Sıradaki Lütfen...
Yazar: Ali ErcivanHollywood, eline geçirdiği malzemeyi sömürüp tüketmeden bırakamıyor. Philip K. Dick'in roman ve öyküleri de aynı muameleden muzdarip. Altın Adam (The Golden Man) adlı öyküsünden uyarlanan Next adlı film, yazarın sunduğu malzemenin nasıl umursamazca aksiyon sineması uğruna çarçur edildiğinin bir başka kanıtı.
İki dakika ilerisine kadar geleceği görme yetisine sahip bir adamı canlandırıyor Nicolas Cage bu filmde. Bu yetisinin onu bir laboratuvar kobayına dönüştüreceğini bilen Cris Johnson adlı bu adam, sırrını kendine saklamayı ve dikkat çekecek ölçüde aşırıya kaçmadan kişisel çıkarı için kullanmayı tercih etmiş. Dolayısıyla Las Vegas kumarhanelerini mesken edinmiş.

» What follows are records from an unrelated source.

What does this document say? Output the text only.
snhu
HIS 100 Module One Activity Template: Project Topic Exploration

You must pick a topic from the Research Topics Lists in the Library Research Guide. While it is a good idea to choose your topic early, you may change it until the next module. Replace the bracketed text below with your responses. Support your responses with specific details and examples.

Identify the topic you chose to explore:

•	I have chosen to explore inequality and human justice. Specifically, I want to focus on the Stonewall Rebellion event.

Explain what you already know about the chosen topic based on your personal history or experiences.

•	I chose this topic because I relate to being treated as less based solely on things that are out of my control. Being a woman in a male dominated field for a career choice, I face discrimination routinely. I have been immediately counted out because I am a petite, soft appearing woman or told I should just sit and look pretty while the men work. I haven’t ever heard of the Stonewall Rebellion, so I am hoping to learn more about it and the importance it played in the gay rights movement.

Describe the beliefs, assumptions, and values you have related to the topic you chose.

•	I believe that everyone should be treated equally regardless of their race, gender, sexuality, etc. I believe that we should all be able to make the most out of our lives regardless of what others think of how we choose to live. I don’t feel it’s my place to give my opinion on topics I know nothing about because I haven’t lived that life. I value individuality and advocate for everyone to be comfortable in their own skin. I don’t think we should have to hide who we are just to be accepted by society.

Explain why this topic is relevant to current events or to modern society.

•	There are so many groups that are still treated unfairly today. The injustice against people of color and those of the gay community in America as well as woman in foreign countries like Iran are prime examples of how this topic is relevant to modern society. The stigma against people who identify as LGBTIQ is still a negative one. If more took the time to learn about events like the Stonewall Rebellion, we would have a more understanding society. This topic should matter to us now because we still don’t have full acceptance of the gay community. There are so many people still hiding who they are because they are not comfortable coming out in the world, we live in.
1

Los Angeles'a nükleer saldırı hazırlığındaki bir terörist grubu durdurmaya çalışan hükümet ajanları, yetenekleri sebebiyle takip altındaki Cris'e yaklaşıp kendilerine yardım etmesini sağlamak isteyince bir koşuşturmadır başlıyor. Geleceğinde hayatına gireceğini gördüğü bir kadını bulmaya çalışan Cris, Jessica Biel tarafından canlandırılan bu genç kadını da istemeden olayların içine sokunca, artık Julianne Moore tarafından canlandırılan ajanın işbirliği talebine rıza göstermek zorunda kalıyor.

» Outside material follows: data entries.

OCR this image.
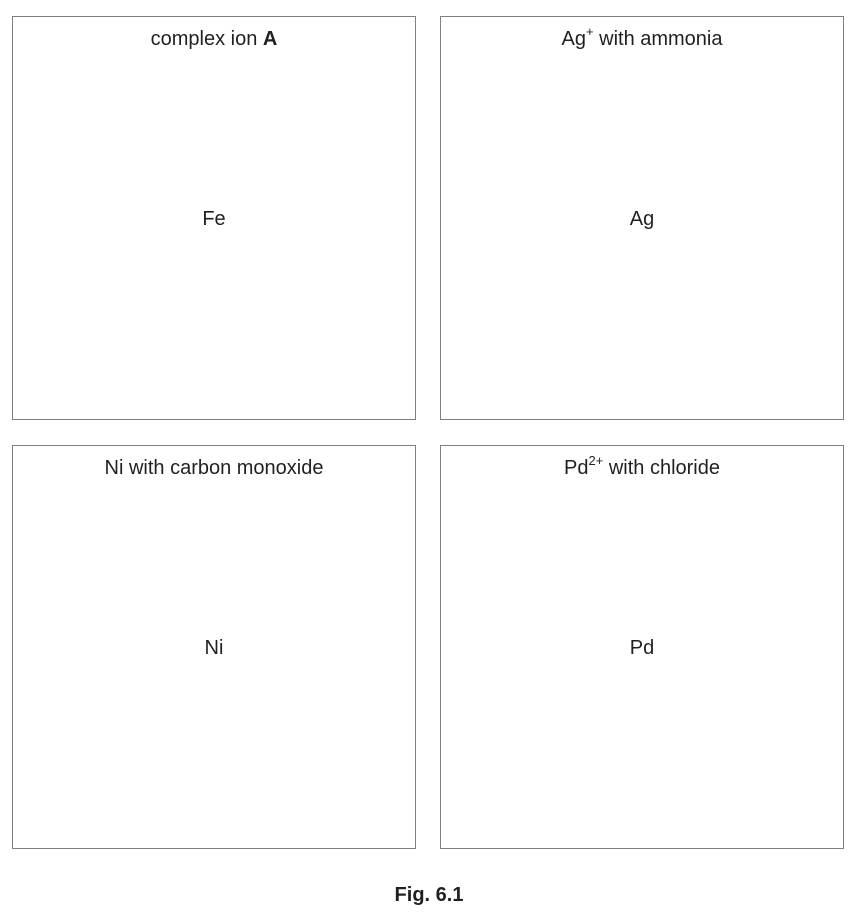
complex ion A
Fe
Ag+ with ammonia
Ag
Ni with carbon monoxide
Ni
$Pd^{2+}$ with chloride
Pd
Fig. 6.1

Gerisi, ufak ölçekli ve zayıf görsel efektlerle bezeli bir aksiyon. Ne öykünün ve Philip K. Dick referansının vaat ettiği zeka mevcut Next'te, ne de televizyon filmi düzeyini aşan bir heyecan. Hatırlarsınız, geçtiğimiz aylarda buna çok benzer bir Tony Scott filmi olan Deja Vu'yu izlemiştik. O film, tüm inandırıcılık problemine rağmen kendi içinde olabildiğince bütünlüklü idi ve bir aksiyon filmi olarak gerçek merak ve heyecan duyguları uyandırabiliyordu. Next, Deja Vu'nun daha az zeki, daha az hareketli, daha da az inandırıcı ve teknik açıdan daha zayıf bir versiyonu adeta.
1994 yılında Bir Zamanlar Savaşçıydılar (Once Were Warriors) adlı çok başarılı bir ilk filmle dikkatleri çektikten sonra, Hollywood'daki ilk vasat denemelerinin ardından bir aksiyon filmi yönetmenine dönüştürülmeye boyun eğen Yeni Zelandalı Lee Tamahori, her geçen filminde biraz daha kimliksiz bir sinema yapar gözüküyor. Kendisine çizilen bu yoldan bir noktada kopabilecek mi, bilinmez. Ama Next gibi filmler yapmaya devam ederek bunu başarması zor.
Yıllardır gişesi kalmayan Nicolas Cage'in, bu yılın başındaki beklenmedik Hayalet Sürücü (Ghost Rider) başarısı ardından ihtiyacı olan proje de Next değildi doğrusu. Cage'in yılda dört-beş tane iddiasız ya da başarısız piyasa filminde oynayarak kariyerini nasıl tükettiğini kendisi ve menajeri fark etmiyor mu acaba? Kimyaları hiç tutmamasına rağmen, kendisine Jessica Biel gibi genç bayanlarla romantik ilişkiler yazılıyor olması da, bu yaşından sonra pek eğreti duruyor. Cage'in daha az ve öz projelerde karşımıza çıkmasını umuyoruz. Artık eskisi gibi bir aksiyon yıldızı olabilecek potansiyele sahip değil. Leaving Las Vegas ya da Tersyüz (Adaptation) gibi oyunculuğunu döktürdüğü filmlerde görmeyi tercih ederiz kendisini.
Julianne Moore'a ise pek lafımız yok. Böyle filmlerle parasını kazanıyor ki, onu günümüzün en önemli kadın oyuncularından biri yapan projelerde yer alabilme lüksü olsun. Ufacık bir rolde gözüküp kaybolan Peter Falk (nam-ı diğer Komiser Columbo) içinse içimiz sızladı biraz.
Önümüzdeki haftalarda ardı ardına büyük filmler gelmeye başlayacak sinemalara. Ama o zamana kadar vizyonu böyle dolgu filmleri meşgul ediyor işte. Karşı konulmaz bir aksiyon filmi açlığınız varsa, Next çerez niyetine izlenebilir bir film. Ama daha fazlasını beklemeyin.